The man he hadn’t saved — he couldn’t have, he told himself, but reason didn’t stop him from wondering at the truth of it, from seeing Bob reach toward them, still aware, as Hopper forced Joyce to flee to the other side of the glass — had been different. Sure, everyone had thought of Bob as kind of ordinary, a little dorky, but he had proved himself a better and braver human than the rest of them, even before the end.

No, Hopper was not good, not the way Bob had been, and not the way Joyce and her boys deserved, after everything that had happened.

She needed someone stable, and dependable, and without a history of ruining the wondrous things that came his way, and for that he would take these lonely parking-lot moments as the small, painful gifts they were (he needed them, and maybe Joyce did too, and that was enough to suffer the slowness of drowning) and never strain for anything more.

But then he foolishly stumbled into talking of grief, of things getting easier, because he thought she might find a tiny solace in it, and instead it mangled something inside them both, disturbing wounds that were happier laid to rest.

Joyce looked up at him with naked pain, all that she had been bearing alone seeming to break at once, and he recognized that look too well, had seen it in his own mirror an untold number of times (after… well, after ).
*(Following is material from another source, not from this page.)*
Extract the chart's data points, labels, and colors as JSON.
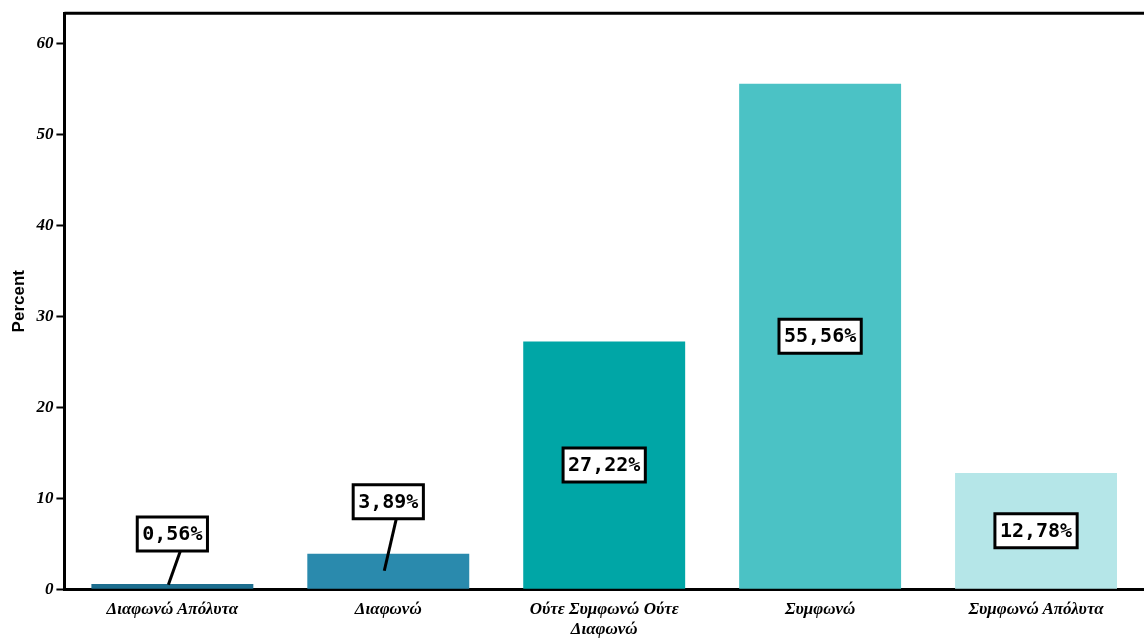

She folded willingly into his chest, and his lips pressed into her hair, idling longer than necessary in a wordless communication of sympathy, and he cursed himself for having nothing more to offer than this meager physical support.
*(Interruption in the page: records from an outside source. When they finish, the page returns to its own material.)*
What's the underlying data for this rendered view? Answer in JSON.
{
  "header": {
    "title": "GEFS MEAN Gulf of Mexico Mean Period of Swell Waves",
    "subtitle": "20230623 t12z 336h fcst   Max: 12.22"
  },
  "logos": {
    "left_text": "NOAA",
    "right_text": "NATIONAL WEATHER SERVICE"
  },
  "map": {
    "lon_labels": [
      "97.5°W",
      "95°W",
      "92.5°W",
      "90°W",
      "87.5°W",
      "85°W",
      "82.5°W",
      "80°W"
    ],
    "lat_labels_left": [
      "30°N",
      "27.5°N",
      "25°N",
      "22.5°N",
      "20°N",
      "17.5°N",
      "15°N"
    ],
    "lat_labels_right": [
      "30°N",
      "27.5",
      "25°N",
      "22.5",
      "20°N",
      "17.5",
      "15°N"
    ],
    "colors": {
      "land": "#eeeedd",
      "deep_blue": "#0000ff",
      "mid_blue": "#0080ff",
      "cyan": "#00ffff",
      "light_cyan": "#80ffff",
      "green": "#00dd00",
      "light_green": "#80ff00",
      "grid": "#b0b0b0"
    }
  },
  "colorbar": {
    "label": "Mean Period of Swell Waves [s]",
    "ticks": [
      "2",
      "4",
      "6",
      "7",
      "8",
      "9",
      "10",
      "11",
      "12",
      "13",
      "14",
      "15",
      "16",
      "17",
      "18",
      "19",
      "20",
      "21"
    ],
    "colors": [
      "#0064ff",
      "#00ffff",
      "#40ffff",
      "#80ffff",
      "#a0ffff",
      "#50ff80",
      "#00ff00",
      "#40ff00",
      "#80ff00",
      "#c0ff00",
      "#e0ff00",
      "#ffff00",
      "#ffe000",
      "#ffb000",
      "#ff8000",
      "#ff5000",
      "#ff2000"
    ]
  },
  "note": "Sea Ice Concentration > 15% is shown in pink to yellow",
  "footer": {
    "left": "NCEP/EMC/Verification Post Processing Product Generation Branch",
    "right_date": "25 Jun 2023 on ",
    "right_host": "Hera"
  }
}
Her hand rose to overlap his, their fingers intertwining at her touch, even as Hopper turned his head away from her near-silent tears in respect — they were not meant for him — and lifted his eyes to the stars, to all the gods he didn’t believe in, and he found himself asking: to be allowed to give in, just a little, to what he needed, to what they both needed, without the promise of mutual destruction nipping at their heels.

Maybe if we just hold onto each other.

Maybe if I try this time if I really try.
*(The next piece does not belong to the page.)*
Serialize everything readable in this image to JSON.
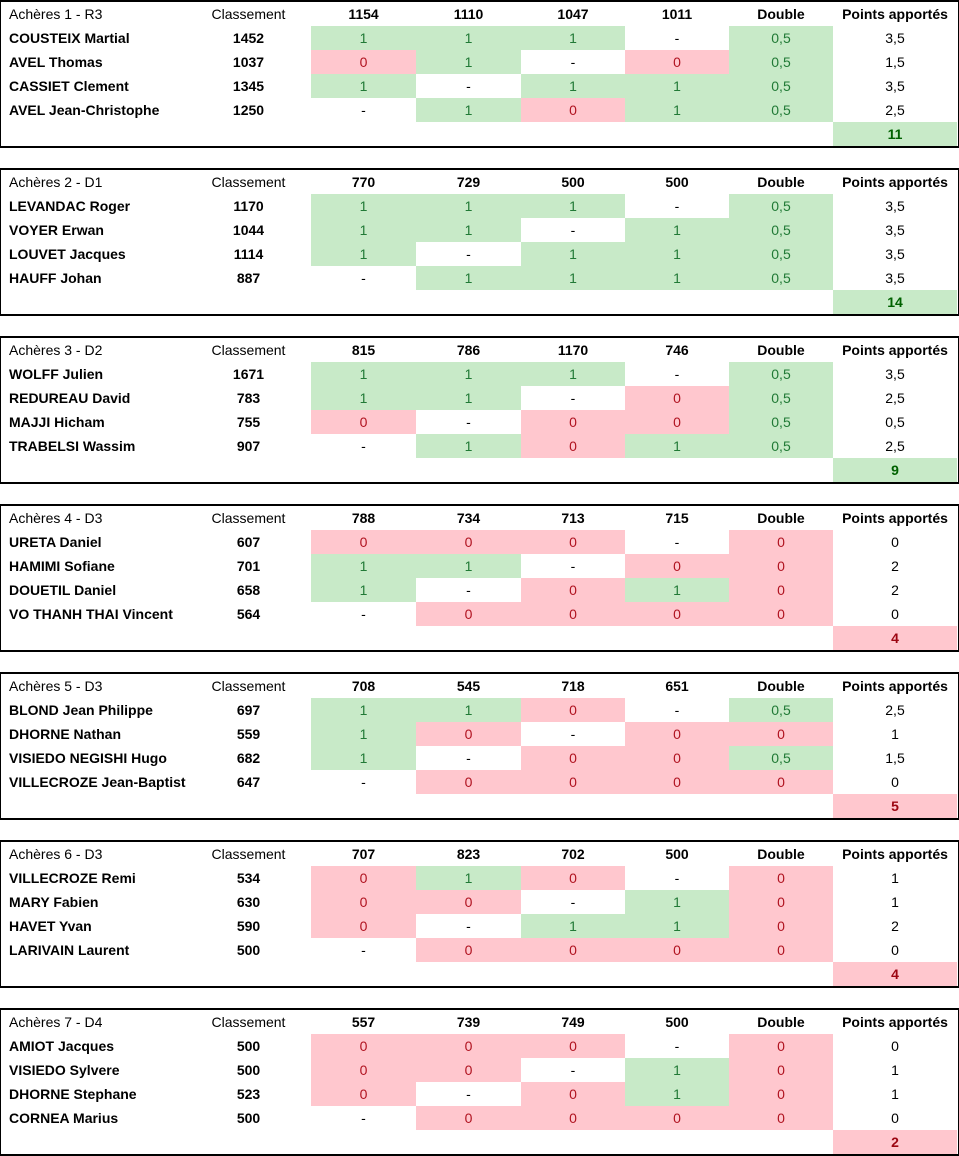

And still the intensity of everything he felt (her heart beating in perfect counterpoint to his) troubled Hopper, for all that Joyce seemed to be reaching for him with the same sense of compulsion. But, god, he wanted her, and he had spent a lifetime getting used to the mad descent from the heights of his own folly so that he sometimes forgot to fear the aftermath, to heed his own etched-deep warnings.

From all the laws of physics — velocity, and gravity, and a thousand others that Hopper had no hope of naming — he knew the profound truth of one: it wasn’t the fall that killed you.

(Maybe, this time, he could at least find some dearer place to break himself against when the impact found him.)